The coronavirus pandemic has caused mass disruption across the world of sport, and top-level football has been no different, with virtually all leagues shut down for at least three months and Euro 2020 pushed back a full year.
UEFA delayed the Euros in order to facilitate domestic leagues and the top-tier European competitions being concluded, but the three-month delay for most competitions has also impacted the transfer and registration windows.
Many leagues would usually allow for transfers to be completed in June, but due to the delay, those windows have had to be pushed back to avoid the 2019-20 season being further compromised.
UEFA wants all its leagues to implement a transfer deadline of October 5, with the governing body confirming it has set October 6 as the final opportunity to register players for next season's Champions League and Europa League.
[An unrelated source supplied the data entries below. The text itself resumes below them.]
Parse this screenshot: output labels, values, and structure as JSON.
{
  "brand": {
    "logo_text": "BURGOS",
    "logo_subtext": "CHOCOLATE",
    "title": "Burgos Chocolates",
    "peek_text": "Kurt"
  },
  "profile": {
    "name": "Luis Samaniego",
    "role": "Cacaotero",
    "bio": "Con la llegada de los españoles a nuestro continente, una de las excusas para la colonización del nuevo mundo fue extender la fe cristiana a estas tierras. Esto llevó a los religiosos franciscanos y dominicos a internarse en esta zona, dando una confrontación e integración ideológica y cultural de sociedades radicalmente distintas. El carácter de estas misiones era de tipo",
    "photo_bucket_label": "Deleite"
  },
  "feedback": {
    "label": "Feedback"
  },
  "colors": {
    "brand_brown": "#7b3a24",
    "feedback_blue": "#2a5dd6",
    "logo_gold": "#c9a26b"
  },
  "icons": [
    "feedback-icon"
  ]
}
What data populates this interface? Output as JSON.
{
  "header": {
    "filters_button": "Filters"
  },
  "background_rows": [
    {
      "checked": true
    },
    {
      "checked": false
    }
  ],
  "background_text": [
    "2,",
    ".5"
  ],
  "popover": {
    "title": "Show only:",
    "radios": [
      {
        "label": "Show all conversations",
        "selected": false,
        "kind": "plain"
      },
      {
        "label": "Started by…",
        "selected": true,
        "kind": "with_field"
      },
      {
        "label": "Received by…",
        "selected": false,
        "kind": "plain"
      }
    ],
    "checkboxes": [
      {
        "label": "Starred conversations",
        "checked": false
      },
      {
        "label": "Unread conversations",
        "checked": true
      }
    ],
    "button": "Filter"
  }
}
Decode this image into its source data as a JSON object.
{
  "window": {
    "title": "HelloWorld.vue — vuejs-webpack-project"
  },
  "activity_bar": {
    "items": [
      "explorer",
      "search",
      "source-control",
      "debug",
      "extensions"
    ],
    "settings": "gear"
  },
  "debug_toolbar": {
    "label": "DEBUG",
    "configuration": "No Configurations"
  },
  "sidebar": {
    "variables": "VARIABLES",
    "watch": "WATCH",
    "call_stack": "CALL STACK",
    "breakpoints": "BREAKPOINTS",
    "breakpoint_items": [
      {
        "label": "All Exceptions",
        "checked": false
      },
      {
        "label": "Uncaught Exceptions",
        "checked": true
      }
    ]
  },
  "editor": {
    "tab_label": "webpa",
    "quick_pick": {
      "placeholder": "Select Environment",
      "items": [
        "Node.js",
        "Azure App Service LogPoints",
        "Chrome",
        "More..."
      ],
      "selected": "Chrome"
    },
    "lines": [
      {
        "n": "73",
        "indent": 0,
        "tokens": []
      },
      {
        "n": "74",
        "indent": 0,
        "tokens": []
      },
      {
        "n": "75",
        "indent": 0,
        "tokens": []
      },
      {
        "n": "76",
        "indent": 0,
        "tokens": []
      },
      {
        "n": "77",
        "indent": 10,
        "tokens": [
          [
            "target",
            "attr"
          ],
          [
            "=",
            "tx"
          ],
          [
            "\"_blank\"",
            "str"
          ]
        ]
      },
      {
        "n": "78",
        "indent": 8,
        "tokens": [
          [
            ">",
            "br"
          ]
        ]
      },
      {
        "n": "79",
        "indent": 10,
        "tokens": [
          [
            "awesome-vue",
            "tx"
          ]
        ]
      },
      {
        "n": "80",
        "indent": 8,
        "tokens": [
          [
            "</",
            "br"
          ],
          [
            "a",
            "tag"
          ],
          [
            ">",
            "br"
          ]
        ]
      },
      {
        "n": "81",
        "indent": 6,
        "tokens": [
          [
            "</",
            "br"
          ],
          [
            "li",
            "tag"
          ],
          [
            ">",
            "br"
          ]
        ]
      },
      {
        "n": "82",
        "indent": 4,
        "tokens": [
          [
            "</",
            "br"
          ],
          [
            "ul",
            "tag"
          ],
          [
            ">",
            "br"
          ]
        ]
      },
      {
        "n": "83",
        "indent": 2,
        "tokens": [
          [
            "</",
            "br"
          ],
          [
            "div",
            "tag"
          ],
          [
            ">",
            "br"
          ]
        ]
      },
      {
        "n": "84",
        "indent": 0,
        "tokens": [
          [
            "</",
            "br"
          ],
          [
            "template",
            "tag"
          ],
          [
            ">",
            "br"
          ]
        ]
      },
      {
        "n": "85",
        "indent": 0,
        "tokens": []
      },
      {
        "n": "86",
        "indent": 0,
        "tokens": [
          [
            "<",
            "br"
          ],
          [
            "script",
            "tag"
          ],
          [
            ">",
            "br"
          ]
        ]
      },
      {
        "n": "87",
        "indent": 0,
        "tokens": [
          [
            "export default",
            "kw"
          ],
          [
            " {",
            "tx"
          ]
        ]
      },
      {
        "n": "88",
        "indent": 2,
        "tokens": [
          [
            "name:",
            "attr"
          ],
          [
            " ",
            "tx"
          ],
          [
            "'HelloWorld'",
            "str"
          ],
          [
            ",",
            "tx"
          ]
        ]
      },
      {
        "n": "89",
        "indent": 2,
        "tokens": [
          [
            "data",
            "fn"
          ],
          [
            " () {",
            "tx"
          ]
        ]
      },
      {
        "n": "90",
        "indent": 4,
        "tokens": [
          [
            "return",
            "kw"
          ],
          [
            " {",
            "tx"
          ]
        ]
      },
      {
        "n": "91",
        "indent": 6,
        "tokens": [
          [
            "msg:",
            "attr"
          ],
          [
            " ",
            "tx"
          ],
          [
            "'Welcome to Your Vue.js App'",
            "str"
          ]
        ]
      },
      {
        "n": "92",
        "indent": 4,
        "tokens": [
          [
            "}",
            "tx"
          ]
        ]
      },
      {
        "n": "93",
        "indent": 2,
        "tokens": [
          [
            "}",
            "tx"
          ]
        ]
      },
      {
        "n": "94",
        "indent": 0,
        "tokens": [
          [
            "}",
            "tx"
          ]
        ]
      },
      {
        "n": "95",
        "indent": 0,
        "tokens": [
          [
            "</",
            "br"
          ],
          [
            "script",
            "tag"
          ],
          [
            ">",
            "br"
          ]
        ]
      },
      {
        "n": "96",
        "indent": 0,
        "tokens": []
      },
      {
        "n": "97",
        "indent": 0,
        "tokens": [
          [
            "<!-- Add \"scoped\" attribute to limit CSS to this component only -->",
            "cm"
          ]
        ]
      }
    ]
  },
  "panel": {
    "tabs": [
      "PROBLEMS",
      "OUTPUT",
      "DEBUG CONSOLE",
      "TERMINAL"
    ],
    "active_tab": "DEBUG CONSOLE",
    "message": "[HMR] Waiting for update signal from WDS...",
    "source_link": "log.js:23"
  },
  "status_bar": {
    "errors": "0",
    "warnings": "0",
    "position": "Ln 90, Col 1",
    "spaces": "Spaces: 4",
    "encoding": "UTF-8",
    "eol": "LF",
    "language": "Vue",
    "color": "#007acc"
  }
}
Following a video conference of UEFA's executive committee, a statement read: "The deadline for player registration for the group stage of the 2020-21 UEFA club competitions has been set to October 6, 2020.
"As a result, the UEFA executive committee called on all member associations to adopt a harmonised end date to the upcoming summer transfer window, with this date set as October 5, 2020."
UEFA also revealed new temporary emergency Financial Fair Play (FFP) regulations, taking into account the adverse effect the coronavirus pandemic has had on economic stability in the sport.
Among the alterations, UEFA says it is "providing flexibility" by allowing clubs to adjust break-even calculations for revenue shortfalls in 2020 and 2021, ensuring "equal treatment" of clubs where the impact of Covid-19 may be felt in different reporting periods, and acknowledging revenue shortfalls will be due to the pandemic rather than financial mismanagement.
Nevertheless, it affirmed its commitment to FFP's main goal, as it will still ensure clubs are meeting transfer and salary obligations on time, while also protecting the system from "potential abuses".